Des milliers d’emplois seraient concernés chez Oracle, alors que le groupe réoriente massivement ses priorités vers l’intelligence artificielle. La décision a été annoncée aux salariés par e-mail, dans un contexte de pression financière et de lourds investissements dans les centres de données. Ce virage illustre un mouvement de fond dans la tech : réduire les effectifs pour accélérer sur l’IA.
Oracle lance une vague de licenciements qui touche plusieurs métiers clés
Oracle a engagé une vaste restructuration interne en supprimant des postes dans plusieurs fonctions stratégiques. Sont concernés des profils issus de l’ingénierie, de l’architecture logicielle, du pilotage opérationnel, de la gestion de projet et de l’expertise technique.
Les salariés visés ont été informés par courrier électronique. Le message précisait qu’il s’agissait de leur dernier jour de travail au sein de l’entreprise.
À ce stade, Oracle n’a pas confirmé officiellement l’ampleur exacte de cette vague de départs et n’a publié aucune prise de parole publique détaillée sur le sujet.

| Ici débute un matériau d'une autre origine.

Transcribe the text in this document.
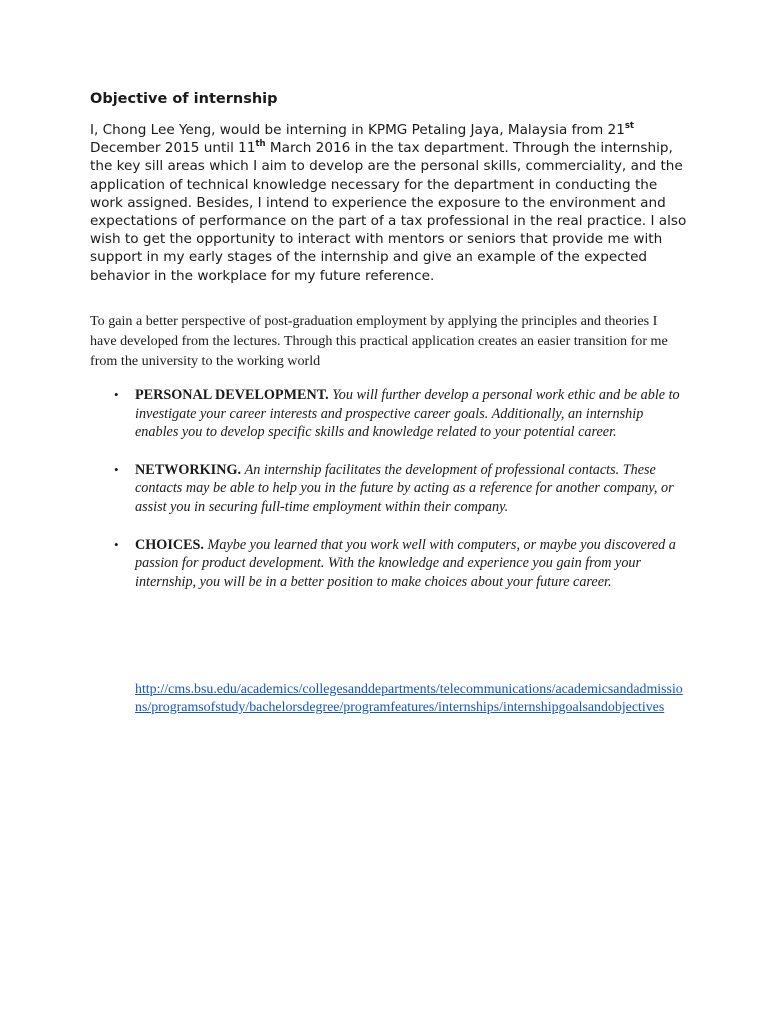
Objective of internship

I, Chong Lee Yeng, would be interning in KPMG Petaling Jaya, Malaysia from 21st December 2015 until 11th March 2016 in the tax department. Through the internship, the key sill areas which I aim to develop are the personal skills, commerciality, and the application of technical knowledge necessary for the department in conducting the work assigned. Besides, I intend to experience the exposure to the environment and expectations of performance on the part of a tax professional in the real practice. I also wish to get the opportunity to interact with mentors or seniors that provide me with support in my early stages of the internship and give an example of the expected behavior in the workplace for my future reference.

To gain a better perspective of post-graduation employment by applying the principles and theories I have developed from the lectures. Through this practical application creates an easier transition for me from the university to the working world

• PERSONAL DEVELOPMENT. You will further develop a personal work ethic and be able to investigate your career interests and prospective career goals. Additionally, an internship enables you to develop specific skills and knowledge related to your potential career.
• NETWORKING. An internship facilitates the development of professional contacts. These contacts may be able to help you in the future by acting as a reference for another company, or assist you in securing full-time employment within their company.
• CHOICES. Maybe you learned that you work well with computers, or maybe you discovered a passion for product development. With the knowledge and experience you gain from your internship, you will be in a better position to make choices about your future career.
http://cms.bsu.edu/academics/collegesanddepartments/telecommunications/academicsandadmissions/programsofstudy/bachelorsdegree/programfeatures/internships/internshipgoalsandobjectives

Le nombre de salariés touchés reste flou, mais les premières estimations sont lourdes
Le total des suppressions de postes n’est pas encore arrêté publiquement, mais plusieurs informations relayées dans la presse avancent une coupe de grande ampleur.
La BBC évoque jusqu’à 10 000 salariés concernés. De son côté, un document obtenu par Reuters confirme au moins 491 licenciements parmi des employés en télétravail. L’écart entre ces chiffres montre surtout une chose : sans communication officielle de l’entreprise, le bilan réel reste encore incertain.
Les dépenses liées à l’IA pèsent de plus en plus sur la stratégie du groupe
Cette décision s’inscrit dans un moment délicat pour Oracle. Longtemps porté par les services logiciels, le groupe traverse une phase plus instable, marquée par des doutes du marché et un repositionnement accéléré.
En 2026, l’action Oracle a reculé de plus de 27 %, signe d’une tension croissante autour de sa trajectoire. En parallèle, l’entreprise a renforcé ses investissements dans le cloud orienté intelligence artificielle et dans l’extension de ses infrastructures.
Oracle a aussi multiplié les alliances avec des acteurs majeurs du secteur, dont OpenAI, la société à l’origine de ChatGPT. Cette stratégie vise clairement à prendre une place plus centrale dans l’écosystème IA, même si elle alourdit les coûts à court terme.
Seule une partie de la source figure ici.